[SPARK-40012][PYTHON][DOCS][WIP] Make pyspark.sql.dataframe examples self-contained
What changes were proposed in this pull request?
This PR proposes to improve the examples in pyspark.sql.dataframe by making each example self-contained with more realistic examples
Why are the changes needed?
To make the documentation more readable and able to copy and paste directly in PySpark shell.
Does this PR introduce any user-facing change?
Yes, Documentation changes only
How was this patch tested?
Built documentation on local
I set the tag [WIP] because dataframe.py needs a lot of updates. I will add some additional changes to this PR in the upcoming days.
Please review and provide some feedback. Thanks
Can one of the admins verify this patch?
@Transurgeon is this still WIP? If there are too many to fix, feel free to split into multiple PRs.
@HyukjinKwon.
No not WIP anymore, I wanted to get some feedback to see if I was making good changes before I continue working on it.
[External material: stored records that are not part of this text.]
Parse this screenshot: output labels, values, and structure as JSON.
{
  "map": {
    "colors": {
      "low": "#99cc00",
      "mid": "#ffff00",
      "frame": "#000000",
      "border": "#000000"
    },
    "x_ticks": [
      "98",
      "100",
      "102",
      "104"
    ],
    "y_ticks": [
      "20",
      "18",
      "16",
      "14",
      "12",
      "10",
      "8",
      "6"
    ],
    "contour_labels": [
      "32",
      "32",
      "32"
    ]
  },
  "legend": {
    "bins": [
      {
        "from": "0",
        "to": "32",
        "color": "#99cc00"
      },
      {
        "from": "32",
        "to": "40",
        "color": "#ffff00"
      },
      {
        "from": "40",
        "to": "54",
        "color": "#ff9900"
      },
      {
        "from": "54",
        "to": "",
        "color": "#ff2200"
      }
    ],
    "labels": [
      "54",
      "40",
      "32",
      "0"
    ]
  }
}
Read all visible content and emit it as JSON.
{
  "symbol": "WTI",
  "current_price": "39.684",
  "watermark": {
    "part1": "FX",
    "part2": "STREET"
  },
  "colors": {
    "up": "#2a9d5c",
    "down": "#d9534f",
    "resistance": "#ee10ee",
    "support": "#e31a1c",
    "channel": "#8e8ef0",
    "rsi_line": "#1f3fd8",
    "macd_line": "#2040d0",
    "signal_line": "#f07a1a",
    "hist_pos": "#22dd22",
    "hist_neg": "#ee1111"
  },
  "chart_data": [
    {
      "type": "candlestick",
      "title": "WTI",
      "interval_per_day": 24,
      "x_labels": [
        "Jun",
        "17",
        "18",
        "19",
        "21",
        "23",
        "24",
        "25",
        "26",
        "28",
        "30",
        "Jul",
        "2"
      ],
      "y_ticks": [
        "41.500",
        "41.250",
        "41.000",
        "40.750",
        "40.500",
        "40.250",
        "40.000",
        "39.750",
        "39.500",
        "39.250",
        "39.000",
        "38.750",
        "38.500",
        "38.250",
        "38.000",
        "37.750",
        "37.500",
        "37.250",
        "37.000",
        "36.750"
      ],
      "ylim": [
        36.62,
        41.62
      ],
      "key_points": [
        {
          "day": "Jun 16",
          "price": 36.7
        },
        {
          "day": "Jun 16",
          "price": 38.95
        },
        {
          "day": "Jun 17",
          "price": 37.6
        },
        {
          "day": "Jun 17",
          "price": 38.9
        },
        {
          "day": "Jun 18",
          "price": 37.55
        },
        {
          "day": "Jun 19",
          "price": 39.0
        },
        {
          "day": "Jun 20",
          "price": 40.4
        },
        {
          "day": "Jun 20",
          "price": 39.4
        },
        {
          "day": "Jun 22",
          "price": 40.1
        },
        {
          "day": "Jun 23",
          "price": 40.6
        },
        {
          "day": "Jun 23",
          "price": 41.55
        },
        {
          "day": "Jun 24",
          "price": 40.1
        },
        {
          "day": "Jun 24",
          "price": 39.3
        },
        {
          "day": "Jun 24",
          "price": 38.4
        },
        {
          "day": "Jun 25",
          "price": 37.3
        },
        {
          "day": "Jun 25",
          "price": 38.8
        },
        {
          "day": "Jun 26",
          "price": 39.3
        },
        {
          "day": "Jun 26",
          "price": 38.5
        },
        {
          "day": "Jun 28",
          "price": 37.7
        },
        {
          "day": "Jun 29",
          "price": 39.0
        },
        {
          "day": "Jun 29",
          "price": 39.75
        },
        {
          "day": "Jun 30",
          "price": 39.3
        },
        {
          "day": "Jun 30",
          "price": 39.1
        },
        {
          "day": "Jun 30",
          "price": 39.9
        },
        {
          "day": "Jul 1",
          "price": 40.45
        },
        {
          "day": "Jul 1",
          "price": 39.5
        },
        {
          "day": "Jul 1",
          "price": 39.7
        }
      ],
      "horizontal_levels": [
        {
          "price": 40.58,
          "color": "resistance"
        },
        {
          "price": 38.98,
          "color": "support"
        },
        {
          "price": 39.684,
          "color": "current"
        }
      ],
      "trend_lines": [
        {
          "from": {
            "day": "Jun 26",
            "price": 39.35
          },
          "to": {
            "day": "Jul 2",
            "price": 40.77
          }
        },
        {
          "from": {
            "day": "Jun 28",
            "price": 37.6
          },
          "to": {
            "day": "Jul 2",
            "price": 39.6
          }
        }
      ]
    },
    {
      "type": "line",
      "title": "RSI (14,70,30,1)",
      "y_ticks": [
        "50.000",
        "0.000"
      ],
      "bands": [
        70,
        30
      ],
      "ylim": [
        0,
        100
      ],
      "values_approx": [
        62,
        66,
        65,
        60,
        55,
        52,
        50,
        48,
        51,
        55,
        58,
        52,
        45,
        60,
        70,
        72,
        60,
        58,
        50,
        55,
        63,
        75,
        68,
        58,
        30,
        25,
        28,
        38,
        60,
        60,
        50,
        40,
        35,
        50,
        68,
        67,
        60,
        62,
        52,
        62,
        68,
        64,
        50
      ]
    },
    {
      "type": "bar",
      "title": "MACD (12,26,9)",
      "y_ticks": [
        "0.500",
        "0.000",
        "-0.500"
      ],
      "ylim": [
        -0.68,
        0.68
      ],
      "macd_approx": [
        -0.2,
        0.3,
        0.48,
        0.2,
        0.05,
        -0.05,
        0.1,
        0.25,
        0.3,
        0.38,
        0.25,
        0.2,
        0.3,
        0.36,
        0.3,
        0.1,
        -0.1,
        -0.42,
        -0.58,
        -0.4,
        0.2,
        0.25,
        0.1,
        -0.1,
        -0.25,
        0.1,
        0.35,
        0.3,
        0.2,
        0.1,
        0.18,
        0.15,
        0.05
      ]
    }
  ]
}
Should I remove the WIP tag?
@HyukjinKwon I made some additional changes. I think we can start by merging this PR, then I will make another one for the rest of the changes.
I have a list of all the functions I made changes to in this PR, should I add it to the JIRA ticket to avoid duplicate changes?
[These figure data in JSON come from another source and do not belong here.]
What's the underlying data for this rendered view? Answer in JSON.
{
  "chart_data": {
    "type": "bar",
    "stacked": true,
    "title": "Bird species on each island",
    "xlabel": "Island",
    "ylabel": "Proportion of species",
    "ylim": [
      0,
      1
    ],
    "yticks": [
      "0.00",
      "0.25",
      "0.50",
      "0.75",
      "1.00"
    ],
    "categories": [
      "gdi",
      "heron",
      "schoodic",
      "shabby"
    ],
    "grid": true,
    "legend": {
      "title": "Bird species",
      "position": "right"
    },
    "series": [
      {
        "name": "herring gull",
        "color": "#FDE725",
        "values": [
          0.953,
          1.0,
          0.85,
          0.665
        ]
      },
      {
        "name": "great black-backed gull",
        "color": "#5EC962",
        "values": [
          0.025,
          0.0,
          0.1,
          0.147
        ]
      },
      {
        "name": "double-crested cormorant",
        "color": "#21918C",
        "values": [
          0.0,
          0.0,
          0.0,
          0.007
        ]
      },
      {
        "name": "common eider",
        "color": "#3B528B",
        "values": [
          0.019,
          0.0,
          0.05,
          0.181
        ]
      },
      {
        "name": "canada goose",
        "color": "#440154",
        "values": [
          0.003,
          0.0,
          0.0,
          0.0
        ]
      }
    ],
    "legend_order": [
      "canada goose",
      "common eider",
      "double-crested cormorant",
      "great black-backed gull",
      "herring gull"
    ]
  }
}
I think you can reuse the same JIRA, and make a followup.
We should make the tests passed before merging it in (https://github.com/Transurgeon/spark/runs/7981691501).
cc @dcoliversun @khalidmammadov FYI if you guys find some time to review, and work on the rest of API.
@Transurgeon Hi. Look like that CI is disabled in your fork repo.
Maybe the doc can help you :)
Im gonna take this over if the PR author gets inactive few more days - this is the last task left for the umbrella task.
Hi Hyukjin and Oliver, thanks all for your feedback.
I have created a commit with all your suggestions and allowed all jobs to be run in git Actions for my fork.
I will make one last commit for further minor changes.
Hey, let's co-author this change. I will create another PR on the top of this PR to speed this up.